By 1921, Mathew Andis Sr. entered the electric clipper industry. Production of these clippers began in the basement of his home, with help from Anna, his wife. Andis sold his electric clippers door to door and one year later established the Andis O M Manufacturing with John Oster and Henry Meltzer. After the three men parted ways, Mathew established Andis Clipper Company the following year. Today, Andis Company remains a family-held business.

In 1928, the John Oster Manufacturing Company joined the electric clipper market. In 1960, the John Oster Manufacturing Co. was acquired by Sunbeam Corporation. Oster continues to manufacture clippers today.

===Maintenance===
Electric hair clipper blades are usually lubricated frequently. Each major hair clipper manufacturer sells its own brand of hair clipper oil. Clippers can also be maintained with aerosol clipper spray which acts as a coolant, disinfectant, lubricant, cleaner, and rust preventative. It is possible to find out what is inside such a product by viewing the product's safety data sheet online. Wahl Hair Clipper Oil, for example, is simply mineral oil packaged in a bottle with a dropper tip.

Some maintenance-free clippers use very hard stainless-steel blades and do not need periodic application of oil or other lubricant.

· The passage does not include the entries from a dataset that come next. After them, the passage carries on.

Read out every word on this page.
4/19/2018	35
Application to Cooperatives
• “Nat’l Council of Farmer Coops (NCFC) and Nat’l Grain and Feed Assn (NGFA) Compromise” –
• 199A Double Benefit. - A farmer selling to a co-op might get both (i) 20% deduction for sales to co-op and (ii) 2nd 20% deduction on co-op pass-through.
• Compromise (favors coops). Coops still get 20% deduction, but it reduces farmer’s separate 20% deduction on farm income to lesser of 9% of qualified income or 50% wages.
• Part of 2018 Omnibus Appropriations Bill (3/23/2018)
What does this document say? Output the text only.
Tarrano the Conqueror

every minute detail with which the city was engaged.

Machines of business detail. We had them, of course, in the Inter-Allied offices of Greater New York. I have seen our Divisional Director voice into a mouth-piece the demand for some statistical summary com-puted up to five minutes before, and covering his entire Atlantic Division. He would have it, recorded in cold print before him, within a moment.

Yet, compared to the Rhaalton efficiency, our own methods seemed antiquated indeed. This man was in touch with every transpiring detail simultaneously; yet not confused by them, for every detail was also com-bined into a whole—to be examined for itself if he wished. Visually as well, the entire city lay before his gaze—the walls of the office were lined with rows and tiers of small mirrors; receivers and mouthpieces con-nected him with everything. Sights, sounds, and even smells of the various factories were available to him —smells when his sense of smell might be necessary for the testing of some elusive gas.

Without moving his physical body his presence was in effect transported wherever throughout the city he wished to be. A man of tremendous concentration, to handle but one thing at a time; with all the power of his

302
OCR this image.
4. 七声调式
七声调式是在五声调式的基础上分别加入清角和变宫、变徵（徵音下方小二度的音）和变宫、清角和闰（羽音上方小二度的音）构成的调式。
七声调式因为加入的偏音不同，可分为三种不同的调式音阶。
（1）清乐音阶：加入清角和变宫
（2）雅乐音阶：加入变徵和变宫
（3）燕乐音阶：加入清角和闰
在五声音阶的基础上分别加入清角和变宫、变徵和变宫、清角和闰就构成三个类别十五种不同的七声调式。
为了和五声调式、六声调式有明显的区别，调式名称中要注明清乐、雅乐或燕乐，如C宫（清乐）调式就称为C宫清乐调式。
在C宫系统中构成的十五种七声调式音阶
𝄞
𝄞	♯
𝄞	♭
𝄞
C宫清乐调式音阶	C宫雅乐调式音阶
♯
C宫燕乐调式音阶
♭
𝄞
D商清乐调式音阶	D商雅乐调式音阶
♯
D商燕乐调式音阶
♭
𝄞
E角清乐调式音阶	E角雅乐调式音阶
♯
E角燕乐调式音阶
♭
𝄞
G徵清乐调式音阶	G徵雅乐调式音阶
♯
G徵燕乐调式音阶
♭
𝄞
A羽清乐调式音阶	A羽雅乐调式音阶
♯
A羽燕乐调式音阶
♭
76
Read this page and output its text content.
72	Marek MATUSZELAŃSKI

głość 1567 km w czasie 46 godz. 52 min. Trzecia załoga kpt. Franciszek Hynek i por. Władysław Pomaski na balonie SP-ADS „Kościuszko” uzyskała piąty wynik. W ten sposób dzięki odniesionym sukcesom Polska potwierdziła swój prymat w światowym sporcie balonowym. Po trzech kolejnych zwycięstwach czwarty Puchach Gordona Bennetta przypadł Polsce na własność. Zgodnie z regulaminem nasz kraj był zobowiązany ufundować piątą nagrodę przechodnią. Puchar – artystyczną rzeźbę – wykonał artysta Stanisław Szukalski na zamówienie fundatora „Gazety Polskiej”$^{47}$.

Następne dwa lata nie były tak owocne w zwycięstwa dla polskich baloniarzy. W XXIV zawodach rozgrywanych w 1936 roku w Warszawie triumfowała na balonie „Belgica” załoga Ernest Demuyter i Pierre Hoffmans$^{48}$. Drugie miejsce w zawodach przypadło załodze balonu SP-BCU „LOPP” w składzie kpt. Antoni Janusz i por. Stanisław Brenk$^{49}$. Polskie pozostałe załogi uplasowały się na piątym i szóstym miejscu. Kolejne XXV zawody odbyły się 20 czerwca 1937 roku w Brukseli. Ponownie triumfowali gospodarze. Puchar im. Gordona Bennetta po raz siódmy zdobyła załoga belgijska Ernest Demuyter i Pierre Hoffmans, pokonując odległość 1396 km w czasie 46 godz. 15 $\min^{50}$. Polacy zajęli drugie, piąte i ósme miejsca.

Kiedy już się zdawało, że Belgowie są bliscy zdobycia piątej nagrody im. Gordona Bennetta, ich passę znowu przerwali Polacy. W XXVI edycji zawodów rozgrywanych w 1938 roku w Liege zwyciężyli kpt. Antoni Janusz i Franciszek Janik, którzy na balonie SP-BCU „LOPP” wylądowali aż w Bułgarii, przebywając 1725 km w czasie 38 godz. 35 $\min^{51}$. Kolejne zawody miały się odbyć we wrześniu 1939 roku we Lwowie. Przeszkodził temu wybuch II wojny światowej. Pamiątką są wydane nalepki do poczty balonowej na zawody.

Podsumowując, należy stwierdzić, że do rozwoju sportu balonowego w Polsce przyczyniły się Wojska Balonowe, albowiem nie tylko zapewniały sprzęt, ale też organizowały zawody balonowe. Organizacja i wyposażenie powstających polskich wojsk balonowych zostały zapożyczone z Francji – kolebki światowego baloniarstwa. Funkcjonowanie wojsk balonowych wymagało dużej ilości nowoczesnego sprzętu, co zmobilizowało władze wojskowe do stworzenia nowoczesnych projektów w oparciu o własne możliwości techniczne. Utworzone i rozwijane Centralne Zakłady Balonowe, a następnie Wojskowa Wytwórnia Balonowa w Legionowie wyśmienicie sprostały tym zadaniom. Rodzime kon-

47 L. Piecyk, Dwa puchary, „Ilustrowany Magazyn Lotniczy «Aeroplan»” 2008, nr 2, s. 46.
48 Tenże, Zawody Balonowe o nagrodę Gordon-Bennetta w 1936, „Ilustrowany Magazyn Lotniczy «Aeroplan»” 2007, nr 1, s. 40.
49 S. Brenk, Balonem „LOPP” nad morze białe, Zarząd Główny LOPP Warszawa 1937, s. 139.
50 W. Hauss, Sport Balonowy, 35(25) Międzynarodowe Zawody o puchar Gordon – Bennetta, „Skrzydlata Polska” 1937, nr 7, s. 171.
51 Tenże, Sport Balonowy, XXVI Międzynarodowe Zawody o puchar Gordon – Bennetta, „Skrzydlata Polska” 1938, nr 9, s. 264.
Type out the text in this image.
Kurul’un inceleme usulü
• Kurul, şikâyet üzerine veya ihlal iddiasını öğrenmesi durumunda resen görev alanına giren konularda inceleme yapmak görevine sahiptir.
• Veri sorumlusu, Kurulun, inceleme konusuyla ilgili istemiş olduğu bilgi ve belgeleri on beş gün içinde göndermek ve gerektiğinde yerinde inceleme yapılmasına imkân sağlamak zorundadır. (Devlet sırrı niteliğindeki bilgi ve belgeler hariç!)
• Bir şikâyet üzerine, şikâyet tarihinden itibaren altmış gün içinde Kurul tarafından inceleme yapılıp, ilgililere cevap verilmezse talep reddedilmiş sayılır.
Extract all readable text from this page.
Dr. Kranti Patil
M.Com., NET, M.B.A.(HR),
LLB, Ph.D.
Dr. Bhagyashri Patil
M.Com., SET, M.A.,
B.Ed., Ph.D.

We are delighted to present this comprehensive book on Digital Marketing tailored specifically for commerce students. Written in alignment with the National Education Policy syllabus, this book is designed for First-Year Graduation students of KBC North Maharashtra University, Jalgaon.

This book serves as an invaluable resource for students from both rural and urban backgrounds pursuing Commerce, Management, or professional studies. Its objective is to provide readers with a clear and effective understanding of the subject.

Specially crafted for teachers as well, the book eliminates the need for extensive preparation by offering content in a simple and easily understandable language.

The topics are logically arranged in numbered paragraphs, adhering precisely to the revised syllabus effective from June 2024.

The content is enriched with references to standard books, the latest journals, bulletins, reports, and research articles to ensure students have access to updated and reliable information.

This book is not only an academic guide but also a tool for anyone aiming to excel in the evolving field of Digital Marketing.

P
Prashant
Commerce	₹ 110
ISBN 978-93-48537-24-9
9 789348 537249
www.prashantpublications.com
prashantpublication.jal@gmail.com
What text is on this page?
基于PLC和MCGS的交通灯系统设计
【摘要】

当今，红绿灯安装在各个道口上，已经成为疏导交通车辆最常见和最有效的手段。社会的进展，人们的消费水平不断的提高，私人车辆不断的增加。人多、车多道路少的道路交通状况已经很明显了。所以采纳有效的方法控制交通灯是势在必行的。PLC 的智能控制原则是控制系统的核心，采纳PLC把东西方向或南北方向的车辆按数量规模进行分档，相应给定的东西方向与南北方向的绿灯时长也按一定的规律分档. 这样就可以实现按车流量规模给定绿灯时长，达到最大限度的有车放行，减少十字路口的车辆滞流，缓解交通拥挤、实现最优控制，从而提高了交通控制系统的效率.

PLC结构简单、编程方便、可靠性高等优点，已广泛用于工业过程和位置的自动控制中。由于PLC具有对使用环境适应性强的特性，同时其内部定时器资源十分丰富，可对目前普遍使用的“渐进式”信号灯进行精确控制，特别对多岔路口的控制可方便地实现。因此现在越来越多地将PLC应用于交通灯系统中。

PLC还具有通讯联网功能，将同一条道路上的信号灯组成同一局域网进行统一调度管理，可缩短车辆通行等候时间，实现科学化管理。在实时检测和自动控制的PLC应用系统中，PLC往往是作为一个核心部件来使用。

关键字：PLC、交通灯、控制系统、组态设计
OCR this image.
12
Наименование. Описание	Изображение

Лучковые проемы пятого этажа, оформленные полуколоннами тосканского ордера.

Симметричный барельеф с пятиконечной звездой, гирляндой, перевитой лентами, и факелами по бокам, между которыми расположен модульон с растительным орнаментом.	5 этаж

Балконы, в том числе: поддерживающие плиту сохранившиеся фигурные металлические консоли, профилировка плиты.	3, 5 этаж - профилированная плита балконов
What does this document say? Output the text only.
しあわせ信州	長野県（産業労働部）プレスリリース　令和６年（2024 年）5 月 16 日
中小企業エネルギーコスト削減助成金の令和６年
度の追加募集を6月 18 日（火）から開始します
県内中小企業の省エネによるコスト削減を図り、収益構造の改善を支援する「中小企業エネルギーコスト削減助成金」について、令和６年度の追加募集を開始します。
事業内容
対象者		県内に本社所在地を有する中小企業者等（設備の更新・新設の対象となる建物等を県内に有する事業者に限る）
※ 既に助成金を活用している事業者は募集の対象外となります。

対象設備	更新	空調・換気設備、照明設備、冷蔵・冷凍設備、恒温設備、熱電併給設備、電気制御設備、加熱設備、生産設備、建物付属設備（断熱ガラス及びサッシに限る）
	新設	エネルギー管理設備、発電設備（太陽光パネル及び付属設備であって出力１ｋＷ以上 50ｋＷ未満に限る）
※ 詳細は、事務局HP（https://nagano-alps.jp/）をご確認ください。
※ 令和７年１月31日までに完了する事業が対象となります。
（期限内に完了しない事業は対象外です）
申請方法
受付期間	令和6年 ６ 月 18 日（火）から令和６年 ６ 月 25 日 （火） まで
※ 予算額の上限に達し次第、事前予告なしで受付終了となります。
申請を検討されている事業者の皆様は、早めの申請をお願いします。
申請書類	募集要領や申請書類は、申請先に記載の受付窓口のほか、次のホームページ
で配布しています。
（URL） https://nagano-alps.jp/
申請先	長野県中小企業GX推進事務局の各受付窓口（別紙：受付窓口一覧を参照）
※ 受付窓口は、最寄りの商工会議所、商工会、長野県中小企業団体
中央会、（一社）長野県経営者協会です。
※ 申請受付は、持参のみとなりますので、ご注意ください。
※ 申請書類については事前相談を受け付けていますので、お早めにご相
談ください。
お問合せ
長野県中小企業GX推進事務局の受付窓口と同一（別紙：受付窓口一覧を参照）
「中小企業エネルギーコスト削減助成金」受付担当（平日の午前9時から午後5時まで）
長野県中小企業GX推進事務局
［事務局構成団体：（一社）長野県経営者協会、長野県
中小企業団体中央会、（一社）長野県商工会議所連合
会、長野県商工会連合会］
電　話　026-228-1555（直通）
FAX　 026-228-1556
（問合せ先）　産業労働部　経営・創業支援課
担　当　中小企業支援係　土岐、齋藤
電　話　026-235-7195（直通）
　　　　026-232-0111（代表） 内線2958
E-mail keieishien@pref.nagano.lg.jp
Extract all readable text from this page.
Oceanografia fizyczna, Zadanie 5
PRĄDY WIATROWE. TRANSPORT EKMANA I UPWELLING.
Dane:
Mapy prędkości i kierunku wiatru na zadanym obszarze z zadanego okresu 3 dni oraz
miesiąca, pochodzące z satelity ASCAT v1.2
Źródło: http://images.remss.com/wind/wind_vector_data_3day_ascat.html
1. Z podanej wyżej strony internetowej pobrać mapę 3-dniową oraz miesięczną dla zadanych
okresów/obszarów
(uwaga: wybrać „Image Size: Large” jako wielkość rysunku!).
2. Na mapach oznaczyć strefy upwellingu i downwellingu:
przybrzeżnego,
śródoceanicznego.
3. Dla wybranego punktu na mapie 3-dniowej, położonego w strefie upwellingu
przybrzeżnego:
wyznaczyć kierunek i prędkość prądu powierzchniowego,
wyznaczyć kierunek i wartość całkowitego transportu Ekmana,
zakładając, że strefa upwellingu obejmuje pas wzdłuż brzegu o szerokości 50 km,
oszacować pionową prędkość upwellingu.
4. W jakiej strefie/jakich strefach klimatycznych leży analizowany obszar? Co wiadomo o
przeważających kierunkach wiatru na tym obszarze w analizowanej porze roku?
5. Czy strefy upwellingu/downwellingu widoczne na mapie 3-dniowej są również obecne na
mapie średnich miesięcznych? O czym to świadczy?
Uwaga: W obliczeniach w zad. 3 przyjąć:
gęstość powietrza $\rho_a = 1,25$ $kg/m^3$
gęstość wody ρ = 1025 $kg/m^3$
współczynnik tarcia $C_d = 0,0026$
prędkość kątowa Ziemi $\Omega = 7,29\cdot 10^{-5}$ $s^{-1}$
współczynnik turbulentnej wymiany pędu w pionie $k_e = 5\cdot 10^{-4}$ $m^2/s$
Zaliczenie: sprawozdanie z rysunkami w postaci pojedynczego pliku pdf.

Most magnetic-type consumer grade hair clippers use a vibrating motor that moves the blade at a high resonant frequency. Sometimes the motor will come out of tune and make a loud noise. There is a screw on the side that is used to retune the motor and bring it back into resonance.

===Blades===

| Cutting blade type | Oster blade size | Common guard size | Hair remaining |  |  |
| Inches | Millimetres | Growth |
Fine cutting blades (also referred to as zero blades)
| #000000 |  | 1⁄250 | 0.10 | 5 hours |
| #00000 |  | 1⁄125 | 0.20 | 10 hours |
| #0000 |  | 1⁄100 | 0.25 | 15 hours |
| #0000A |  | 1⁄75 | 0.34 | 20 hours |
| #000 |  | 1⁄50 | 0.51 | 1 day |
| #0A |  | 3⁄64 | 1.2 | 1.75 days |
Medium coarse cutting blades (#1, #1A, #1.5)
| #1 | 0.5 | 1⁄16 | 1.6 | 3.5 days |
| #1A | 1 | 1⁄8 | 3.2 | 1 week |
| #1.5 |  | 5⁄32 | 4.0 | 8.75 days |
Full coarse cutting blades (#1.75, #2, #3.5 and #3.75)
| #1.75 | 1.5 | 3⁄16 | 4.8 | 10.5 days |
| #2 | 2 | 1⁄4 | 6.4 | 2 weeks |
| #3.5 | 3 | 3⁄8 | 9.5 | 3 weeks |
| #3.75 | 4 | 1⁄2 | 13 | 4 weeks |
Longer cutting blades
| 5/8 H/T | 5 | 5⁄8 | 16 | 5 weeks |
| 3/4 H/T | 6 | 3⁄4 | 19 | 6 weeks |

==Blade material==
Blades are usually made of rust-resistant stainless steel.
Ceramic cutters are available; they are not subject to corrosion, and stay sharper longer because of a higher resistance to wear than metal blades. However, ceramic blades are brittle and easily broken, and more expensive to replace than metal blades.